New Update of International Health System Comparisons
The U.S. health care system ranks last compared with five other nations on measures of quality, access, efficiency, equity, and outcomes, in the third edition of a Commonwealth Fund report analyzing international health policy surveys. While the U.S. did well on some preventive care measures, the nation ranked at the bottom on measures of safe care and coordinated care.
Another new Commonwealth Fund report comparing health spending data in industrialized nations published today reveals that despite spending more than twice as much per capita on health care as other nations ($6,102 vs. $2,571 for the median of Organization for Economic Cooperation and Development [OECD] countries in 2004) the U.S. spends far less on health information technology—just 43 cents per capita, compared with about $192 per capita in the U.K.
“The United States stands out as the only nation in these studies that does not ensure access to health care through universal coverage and promotion of a ’medical home’ for patients,” said Commonwealth Fund President Karen Davis. “Our failure to ensure health insurance for all and encourage stable, long-term ties between physicians and patients shows in our poor performance on measures of quality, access, efficiency, equity, and health outcomes. In light of the significant resources we devote to health care in this country, we should expect the best, highest performing health system.”

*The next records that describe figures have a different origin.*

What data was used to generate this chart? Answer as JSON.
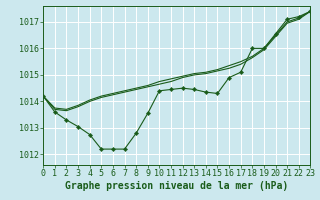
{
  "background_color": "#cce8ee",
  "grid_color": "#b8d8de",
  "line_color": "#1a5c1a",
  "xlabel": "Graphe pression niveau de la mer (hPa)",
  "xlabel_fontsize": 7,
  "tick_fontsize": 6,
  "yticks": [
    1012,
    1013,
    1014,
    1015,
    1016,
    1017
  ],
  "xticks": [
    0,
    1,
    2,
    3,
    4,
    5,
    6,
    7,
    8,
    9,
    10,
    11,
    12,
    13,
    14,
    15,
    16,
    17,
    18,
    19,
    20,
    21,
    22,
    23
  ],
  "xlim": [
    0,
    23
  ],
  "ylim": [
    1011.6,
    1017.6
  ],
  "series_main": [
    1014.2,
    1013.6,
    1013.3,
    1013.05,
    1012.75,
    1012.2,
    1012.2,
    1012.2,
    1012.8,
    1013.55,
    1014.4,
    1014.45,
    1014.5,
    1014.45,
    1014.35,
    1014.3,
    1014.9,
    1015.1,
    1016.0,
    1016.0,
    1016.55,
    1017.1,
    1017.2,
    1017.4
  ],
  "series_upper": [
    1014.2,
    1013.75,
    1013.7,
    1013.85,
    1014.05,
    1014.2,
    1014.3,
    1014.4,
    1014.5,
    1014.6,
    1014.75,
    1014.85,
    1014.95,
    1015.05,
    1015.1,
    1015.2,
    1015.35,
    1015.5,
    1015.7,
    1016.0,
    1016.5,
    1017.0,
    1017.15,
    1017.4
  ],
  "series_lower": [
    1014.2,
    1013.7,
    1013.65,
    1013.8,
    1014.0,
    1014.15,
    1014.25,
    1014.35,
    1014.45,
    1014.55,
    1014.65,
    1014.75,
    1014.9,
    1015.0,
    1015.05,
    1015.15,
    1015.25,
    1015.4,
    1015.65,
    1015.95,
    1016.45,
    1016.95,
    1017.1,
    1017.4
  ]
}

In Mirror, Mirror on the Wall: An International Update on the Comparative Performance of American Health Care, by Karen Davis, Ph. D., and colleagues, compare surveys on physicians’ and patients’ experiences and views of their health systems conducted in Australia, Canada, Germany, New Zealand, the U.K., and the U.S. between 2004 and 2006. Key findings include:
On measures of quality, the U.S. overall ranked 5th out of 6 countries. The U.S. ranked fifth in coordinated care, and last in patients reporting that they have a regular doctor (84% vs. 92%–97% in other countries).
On access measures the U.S. ranked last overall, including last on timeliness of care: 61% of U.S. patients said it was somewhat or very difficult to get care on nights or weekends, compared with 25%–59% in other countries.
On efficiency, the U.S. ranked last overall, including last on percent of patients who have visited the emergency room for conditions that could have been treated by a regular doctor if one had been available (26% vs. 6%–21% in other countries). The U.S. ranked fifth of six countries on primary care practices having “high clinical information functions,” defined as practices having at least 7 of 14 office practice information functions, including electronic records, electronic prescribing, computerized safety alerts, and patient reminders systems and registries (19% compared with 8%–87% in other countries).
Multinational Comparisons of Health Systems Data, 2006 by Jonathan Cylus and Gerard Anderson, Ph.D., of The Johns Hopkins University, compares health spending data in nine Organization for Economic Cooperation and Development (OECD) countries: Australia, Canada, France, Germany, Japan, the Netherlands, New Zealand, the United Kingdom, and the United States and, where possible, the median of all 30 OECD countries. Key findings include:
In 2004 the U.S. spent the most per capita on hospital services, and Canada and Japan spent the least. Adjusted for differences in cost of living, inpatient acute care spending per day in the United States was nearly three times the median OECD country ($2,337) and over five times more than Japan ($419).
The U.S. spent twice the OECD median per capita on drugs in 2004—$752 compared with $377.
Nearly one-third (30.6%) of individuals in the U.S. were obese in 2004, compared with 13 percent of the OECD median.
The U.S. had about two and a half times the OECD median for years of potential life lost due to diabetes⏼101 per 1,000 people compared with 39 per 1,000 (U.S. data is for 2002).